I had an experience somewhat like this, but going the other way…
My father, who was 40 when I was born in 1960, grew up listening to orchestral and big-band sounds, like most of the WW2 generation. By the time I was a young teenager and heavily into 60s and 70s rock, his tastes were basically elevator music, “Muzak” for those who recall. Mantovani was big for him. He disdained and disparaged rock music in a big way.
In 1975, when I was fifteen, he had the first of two heart attacks, the second a couple years later. By the late 70s he’d undergone something of a mid-life change, his perspective really evolved on lots of things. He greatly broadened his tastes in food and drink, movies, travel, etc. I was able to get him to start listening to real music, starting with the kind of acoustic-based rock I still love to this day. Little Feat’s Waiting for Columbus was one that really had a huge effect on his musical worldview-- he loved Dixie Chicken and Old Folks Boogie in particular.

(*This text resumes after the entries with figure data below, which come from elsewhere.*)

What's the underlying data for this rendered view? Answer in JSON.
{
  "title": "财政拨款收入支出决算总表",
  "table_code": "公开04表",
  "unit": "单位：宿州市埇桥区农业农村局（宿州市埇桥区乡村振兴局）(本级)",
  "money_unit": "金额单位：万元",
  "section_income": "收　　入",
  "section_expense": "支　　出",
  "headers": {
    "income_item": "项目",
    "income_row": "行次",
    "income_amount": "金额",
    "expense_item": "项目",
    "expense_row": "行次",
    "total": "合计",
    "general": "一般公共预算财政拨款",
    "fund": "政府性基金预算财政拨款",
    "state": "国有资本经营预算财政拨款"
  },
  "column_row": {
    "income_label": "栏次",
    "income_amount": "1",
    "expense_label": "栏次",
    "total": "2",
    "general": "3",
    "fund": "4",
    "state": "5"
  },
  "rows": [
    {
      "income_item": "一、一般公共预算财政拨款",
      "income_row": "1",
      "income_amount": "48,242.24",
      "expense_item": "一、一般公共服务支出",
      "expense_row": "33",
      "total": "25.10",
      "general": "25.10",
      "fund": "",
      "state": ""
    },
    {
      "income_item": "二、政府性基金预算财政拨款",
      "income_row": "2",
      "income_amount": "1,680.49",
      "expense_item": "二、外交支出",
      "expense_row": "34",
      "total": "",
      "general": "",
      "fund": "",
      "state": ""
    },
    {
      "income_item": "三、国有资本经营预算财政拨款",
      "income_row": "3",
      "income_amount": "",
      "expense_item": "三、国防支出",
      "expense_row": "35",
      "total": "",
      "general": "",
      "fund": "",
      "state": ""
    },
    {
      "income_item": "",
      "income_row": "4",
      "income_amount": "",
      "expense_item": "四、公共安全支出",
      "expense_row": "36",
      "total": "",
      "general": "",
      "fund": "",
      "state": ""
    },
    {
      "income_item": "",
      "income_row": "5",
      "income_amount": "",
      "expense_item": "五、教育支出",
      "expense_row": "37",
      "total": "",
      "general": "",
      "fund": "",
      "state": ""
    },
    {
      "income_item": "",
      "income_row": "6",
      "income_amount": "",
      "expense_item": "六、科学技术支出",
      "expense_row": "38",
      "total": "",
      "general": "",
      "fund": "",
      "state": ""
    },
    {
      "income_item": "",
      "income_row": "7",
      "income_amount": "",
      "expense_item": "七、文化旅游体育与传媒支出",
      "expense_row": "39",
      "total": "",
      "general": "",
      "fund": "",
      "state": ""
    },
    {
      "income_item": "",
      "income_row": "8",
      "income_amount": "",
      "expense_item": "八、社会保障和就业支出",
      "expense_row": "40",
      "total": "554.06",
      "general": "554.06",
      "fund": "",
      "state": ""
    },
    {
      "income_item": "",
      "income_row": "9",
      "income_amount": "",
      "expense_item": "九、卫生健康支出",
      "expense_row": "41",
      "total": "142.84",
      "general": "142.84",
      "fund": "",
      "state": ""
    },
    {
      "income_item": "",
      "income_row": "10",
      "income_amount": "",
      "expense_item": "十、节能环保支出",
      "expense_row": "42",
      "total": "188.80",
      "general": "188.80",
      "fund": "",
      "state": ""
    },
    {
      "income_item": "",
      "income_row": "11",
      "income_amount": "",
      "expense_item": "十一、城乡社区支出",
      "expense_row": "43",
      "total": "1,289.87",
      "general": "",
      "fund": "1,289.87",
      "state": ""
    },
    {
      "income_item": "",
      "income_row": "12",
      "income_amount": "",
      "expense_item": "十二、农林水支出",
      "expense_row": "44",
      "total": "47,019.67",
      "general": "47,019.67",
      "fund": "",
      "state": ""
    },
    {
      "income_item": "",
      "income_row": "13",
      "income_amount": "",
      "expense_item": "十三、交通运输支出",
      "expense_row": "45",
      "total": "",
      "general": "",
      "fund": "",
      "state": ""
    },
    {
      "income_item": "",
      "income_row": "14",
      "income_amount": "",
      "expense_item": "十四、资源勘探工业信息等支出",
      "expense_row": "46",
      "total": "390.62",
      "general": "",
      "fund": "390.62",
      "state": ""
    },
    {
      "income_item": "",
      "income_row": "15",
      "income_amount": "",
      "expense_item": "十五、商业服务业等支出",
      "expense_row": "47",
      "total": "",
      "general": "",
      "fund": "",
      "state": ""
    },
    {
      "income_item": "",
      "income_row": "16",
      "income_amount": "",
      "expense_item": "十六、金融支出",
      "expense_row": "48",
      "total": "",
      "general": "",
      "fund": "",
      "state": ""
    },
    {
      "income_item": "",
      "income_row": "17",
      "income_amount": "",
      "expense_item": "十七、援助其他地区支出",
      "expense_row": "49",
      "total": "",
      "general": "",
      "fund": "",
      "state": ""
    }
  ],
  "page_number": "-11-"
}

Music became one of the many ways our relationship grew stronger and stronger over the years. After I left home for college, I would always bring him a couple of CDs every time I came home to visit (a few times a year), and for his birthday and Xmas. We would sit and listen and spend great quality time together. He got into the habit of going to music stores and browsing the shelves, and talking to the staff about whatever they had playing in the store if it appealed to him. I count it as one of the great achievements of my life to have gotten him to embrace good music.
And finally the punchline: One time when I came home for a visit, he reached for a CD that he had just bought after hearing it in a store, and excitedly put it on. “Dave, you’ll love this-- have you ever heard of a guy named Eric Clapton??” (It was his Unplugged record). “Why, yes Dad, I sure have…” Completely awesome!